In general you need to be careful about Rust shadowing things (in other cases Rust is too much scared of shadowing).


#8

Shadowing is only a problem, in my experience, when using short/one letter names. Descriptive variable names lowers the risks immensely.

Edit: Actually, what I think helps is to think in a data-flow way, instead of just “let me put this somewhere”. Names can be recycled if it’s the same data, but not otherwise.


#9

I got it.
the code is helpful, many thanks


#10

This prints “it was an ‘c’”, but to me, it could have just as well printed “found the ‘a’” because maybe_c is neither an x nor an ‘a’. Why did the compiler prefer the Some(x) to the Some(‘a’)? Neither has a variable binding such as “let x …”.


#11

Simply because maybe_c is Some('c') and not Some('a').

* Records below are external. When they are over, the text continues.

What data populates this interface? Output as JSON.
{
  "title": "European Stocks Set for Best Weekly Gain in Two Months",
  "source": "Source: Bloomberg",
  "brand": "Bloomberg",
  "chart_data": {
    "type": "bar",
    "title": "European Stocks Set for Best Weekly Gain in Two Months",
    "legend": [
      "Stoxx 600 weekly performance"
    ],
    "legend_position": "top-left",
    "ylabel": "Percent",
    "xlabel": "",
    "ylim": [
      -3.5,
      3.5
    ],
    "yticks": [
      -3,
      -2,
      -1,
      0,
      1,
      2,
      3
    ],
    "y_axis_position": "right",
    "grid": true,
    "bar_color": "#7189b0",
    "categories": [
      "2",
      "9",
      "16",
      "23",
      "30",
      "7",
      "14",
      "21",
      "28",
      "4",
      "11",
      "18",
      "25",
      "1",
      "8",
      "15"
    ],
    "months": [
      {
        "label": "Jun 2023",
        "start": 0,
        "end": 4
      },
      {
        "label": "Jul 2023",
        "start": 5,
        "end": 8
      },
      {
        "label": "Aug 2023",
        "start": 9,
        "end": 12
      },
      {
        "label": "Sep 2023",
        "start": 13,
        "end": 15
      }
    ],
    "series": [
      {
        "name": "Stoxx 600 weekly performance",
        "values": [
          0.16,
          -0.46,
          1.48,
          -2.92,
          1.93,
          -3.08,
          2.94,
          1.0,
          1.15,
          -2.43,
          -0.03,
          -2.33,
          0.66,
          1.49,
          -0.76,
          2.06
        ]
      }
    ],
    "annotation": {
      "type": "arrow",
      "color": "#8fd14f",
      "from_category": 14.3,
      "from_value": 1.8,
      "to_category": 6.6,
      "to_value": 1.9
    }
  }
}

It does, actually, but not as simple. It’s similar to the post I did immediately after that one. This is the reasoning of the compiler:

  1. Does the value of maybe_c match a Some with an 'a'? No.
  2. Does the value of maybe_c match a Some with any value x? Yes, bind the value to x.

The binding is the same as if I could write let Some(x) = maybe_c, but that’s impossible, since maybe_c can be None.


#12

In the original code, “let x = ‘x’;”, the x is not mutable. Yet the value of x is allowed to change to a c in the match statement. Can you speak to that? Later, with your “Some” statements, it looks like you are saying that any letter or group of letters can be substituted instead of x because Some(x) is defining the variable x. For example,
Some(abcde) => println!(“it was an ‘{}’”, abcde),
Going back to the original code with “x => println …” being the only statement within the match clause, it looks like any valid variable name on the left of the => symbol will be taken as “I am a new variable, or I am redefining the named variable, and I am a catchall that will match anything”. Is this understanding correct?


#13

You got it more or less correct. The original is confusing because the name x is reused in a new variable. The match statement defines a new x that shadows the old one within that particular arm. The old x is still there, but it’s temporarily unaccessible.